そうこうする内に骸骨軍団の動きが止まった。残された骸骨軍団はケレスの街に侵攻するのだろう。サイード王子はわざとフラついて見せた。
「サイード王子、ご苦労様でした。これで王都での我々の目的が果たせるでしょう。少し、休まれよ」
グレゴリウス司祭は満面の笑みで言った。配下の者に休憩室へと案内させた。
日が沈んで夜が来た。アレク達は子爵邸を出て暗くなった街の通りを一路ケン・サクライ教会ケレス支部へと向かう。アレクはケイダリア一門の埋葬されているケレス分院こそ怪しいと睨んでいた。事前の通達が効いたのか通りには人影はない。馬の蹄の足音だけが響いていた。

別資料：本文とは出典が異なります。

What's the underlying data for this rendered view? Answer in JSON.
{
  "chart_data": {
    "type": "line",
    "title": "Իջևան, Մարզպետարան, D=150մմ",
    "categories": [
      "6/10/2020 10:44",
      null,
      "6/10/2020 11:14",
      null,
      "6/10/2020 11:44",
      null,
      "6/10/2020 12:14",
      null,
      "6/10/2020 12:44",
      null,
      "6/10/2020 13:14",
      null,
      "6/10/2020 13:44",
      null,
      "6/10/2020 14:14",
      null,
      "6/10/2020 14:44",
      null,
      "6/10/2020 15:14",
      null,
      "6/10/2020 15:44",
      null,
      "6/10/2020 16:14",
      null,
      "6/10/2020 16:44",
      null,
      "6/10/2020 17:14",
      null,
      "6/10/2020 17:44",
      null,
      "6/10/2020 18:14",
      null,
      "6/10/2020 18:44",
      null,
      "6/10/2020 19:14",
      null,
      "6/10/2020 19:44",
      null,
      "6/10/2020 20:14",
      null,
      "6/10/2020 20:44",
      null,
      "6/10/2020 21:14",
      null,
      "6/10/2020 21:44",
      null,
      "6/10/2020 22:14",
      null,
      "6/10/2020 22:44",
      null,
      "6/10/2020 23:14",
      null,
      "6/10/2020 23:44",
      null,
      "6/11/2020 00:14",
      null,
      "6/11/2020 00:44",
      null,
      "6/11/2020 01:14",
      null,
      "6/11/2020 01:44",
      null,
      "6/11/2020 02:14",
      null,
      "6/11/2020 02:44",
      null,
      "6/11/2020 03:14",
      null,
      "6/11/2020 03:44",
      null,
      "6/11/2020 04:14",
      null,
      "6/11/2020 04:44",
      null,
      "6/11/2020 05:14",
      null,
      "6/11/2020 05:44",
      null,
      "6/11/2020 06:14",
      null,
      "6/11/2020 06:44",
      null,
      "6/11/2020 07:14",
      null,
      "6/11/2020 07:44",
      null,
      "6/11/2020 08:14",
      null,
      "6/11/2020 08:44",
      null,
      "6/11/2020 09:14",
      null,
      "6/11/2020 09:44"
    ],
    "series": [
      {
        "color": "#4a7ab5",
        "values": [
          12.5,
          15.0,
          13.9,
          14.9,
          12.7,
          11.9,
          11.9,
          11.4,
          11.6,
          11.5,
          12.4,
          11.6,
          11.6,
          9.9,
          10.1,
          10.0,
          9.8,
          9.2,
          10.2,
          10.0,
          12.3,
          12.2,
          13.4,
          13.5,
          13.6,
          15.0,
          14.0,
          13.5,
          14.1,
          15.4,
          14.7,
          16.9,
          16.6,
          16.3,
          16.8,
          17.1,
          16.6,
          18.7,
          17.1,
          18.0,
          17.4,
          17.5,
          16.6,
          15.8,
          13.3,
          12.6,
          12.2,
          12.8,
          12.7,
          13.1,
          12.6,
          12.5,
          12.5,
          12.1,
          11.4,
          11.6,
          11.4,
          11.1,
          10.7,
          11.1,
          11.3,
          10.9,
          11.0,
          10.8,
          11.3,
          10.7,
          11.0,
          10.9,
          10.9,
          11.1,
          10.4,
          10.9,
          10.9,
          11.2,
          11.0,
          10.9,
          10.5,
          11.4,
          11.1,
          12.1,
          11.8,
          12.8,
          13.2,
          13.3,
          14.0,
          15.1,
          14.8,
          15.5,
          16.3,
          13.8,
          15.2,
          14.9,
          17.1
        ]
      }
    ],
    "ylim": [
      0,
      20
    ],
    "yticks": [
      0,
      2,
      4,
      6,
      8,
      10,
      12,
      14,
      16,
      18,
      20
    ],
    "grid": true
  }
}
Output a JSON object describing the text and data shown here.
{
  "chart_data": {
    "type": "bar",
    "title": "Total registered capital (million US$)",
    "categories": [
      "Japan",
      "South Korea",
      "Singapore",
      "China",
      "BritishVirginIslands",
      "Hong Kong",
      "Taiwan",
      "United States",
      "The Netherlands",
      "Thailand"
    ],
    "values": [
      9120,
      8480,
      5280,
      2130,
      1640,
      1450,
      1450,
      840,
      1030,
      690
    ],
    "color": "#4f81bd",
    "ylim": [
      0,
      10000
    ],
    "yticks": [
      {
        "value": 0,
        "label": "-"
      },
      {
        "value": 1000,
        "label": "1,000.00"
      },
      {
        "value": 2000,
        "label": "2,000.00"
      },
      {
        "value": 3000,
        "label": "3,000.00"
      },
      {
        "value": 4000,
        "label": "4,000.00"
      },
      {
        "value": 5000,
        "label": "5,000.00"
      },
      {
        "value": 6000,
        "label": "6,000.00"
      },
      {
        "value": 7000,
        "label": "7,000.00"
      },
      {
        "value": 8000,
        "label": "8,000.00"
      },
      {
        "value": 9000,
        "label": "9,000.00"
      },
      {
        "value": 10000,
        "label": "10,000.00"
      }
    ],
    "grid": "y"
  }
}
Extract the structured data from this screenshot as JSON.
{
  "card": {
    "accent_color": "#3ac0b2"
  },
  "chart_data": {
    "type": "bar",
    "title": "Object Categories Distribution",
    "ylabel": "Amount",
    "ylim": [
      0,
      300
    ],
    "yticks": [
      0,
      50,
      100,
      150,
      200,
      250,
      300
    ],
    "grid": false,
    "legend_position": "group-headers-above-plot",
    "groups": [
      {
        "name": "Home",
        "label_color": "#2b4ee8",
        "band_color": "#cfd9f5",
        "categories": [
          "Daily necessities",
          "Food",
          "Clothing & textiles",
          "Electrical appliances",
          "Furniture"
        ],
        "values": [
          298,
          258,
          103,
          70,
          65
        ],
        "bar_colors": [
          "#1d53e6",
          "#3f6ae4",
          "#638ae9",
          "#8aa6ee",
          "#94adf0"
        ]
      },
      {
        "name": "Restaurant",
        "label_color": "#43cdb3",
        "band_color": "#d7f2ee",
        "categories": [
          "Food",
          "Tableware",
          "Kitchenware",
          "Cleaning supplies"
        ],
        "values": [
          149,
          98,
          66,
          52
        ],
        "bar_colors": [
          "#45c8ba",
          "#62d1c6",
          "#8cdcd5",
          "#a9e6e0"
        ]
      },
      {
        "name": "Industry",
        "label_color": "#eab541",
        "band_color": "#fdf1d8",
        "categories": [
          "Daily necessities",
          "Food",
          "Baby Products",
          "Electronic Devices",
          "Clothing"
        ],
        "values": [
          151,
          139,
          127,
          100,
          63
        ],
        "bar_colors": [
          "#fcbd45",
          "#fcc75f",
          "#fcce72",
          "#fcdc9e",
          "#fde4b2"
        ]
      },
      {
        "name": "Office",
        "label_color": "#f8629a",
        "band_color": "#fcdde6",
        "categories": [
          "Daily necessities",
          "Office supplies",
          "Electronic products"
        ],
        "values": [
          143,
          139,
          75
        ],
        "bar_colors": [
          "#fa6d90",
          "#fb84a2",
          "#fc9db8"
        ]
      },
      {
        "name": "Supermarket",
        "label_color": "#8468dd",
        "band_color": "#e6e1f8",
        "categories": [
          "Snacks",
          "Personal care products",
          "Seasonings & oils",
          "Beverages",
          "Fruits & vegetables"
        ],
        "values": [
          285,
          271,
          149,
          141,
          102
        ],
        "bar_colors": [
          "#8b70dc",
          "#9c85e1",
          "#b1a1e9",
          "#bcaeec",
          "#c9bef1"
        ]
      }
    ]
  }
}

街を抜け、ケレス分院へと向かう道に入ってすぐ妙なざわめきが聞こえた。クロックが耳を後ろに倒して緊張している。アレクは合図を出し、全員、馬から降りる。夜目が効くセイガが低く唸った。
「来た!」
そこには何百という骸骨の群れが狭い道をひしめき合って進んできていた。
「殿下、やはり今夜でしたね」レイモンドが聖剣を抜いてそう言った。
「先頭にいるのはグレゴリウス司祭のようです。後、あの子は・・」とウィルが言いかけると、
「でもあの子はヴァンパイアだわ。アレク、あの二人と闇ギルドの者達は私達にまかせて。ウィル、行きますよ」と言ってエルが駆けだした。ウィルもその後を着いていく。
「では、我々はあの骸骨軍団をなんとかしよう」
アレクと七人の騎士がその後に続く。セイガとシリウスは左右に散会した。
「グレゴリウス司祭、この先には進ませない」
「なっ、マルタ司教。貴方は聖ピウス皇国を裏切るのか」
「私は聖女様の僕となった。お前達はここで死んで貰う」
「聖女様だと・・・」
「グレゴリウス司祭と言いましたね。私は貴方達の暴挙は許せません。ユークリッド王国ばかりかこの国まで災いを振りまくつもりですか」
「何を今更。マルタ司教と聖女が聖ピウス皇国に仇なすとなれば致し方ない。ここは無理にでも通りますぞ」
「貴女には関係ないことだろう。僕は一族の恨みを晴す」
そう言ってグレゴリウス司祭とケイダリウス伯は闇ギルドの者達に指示を出した。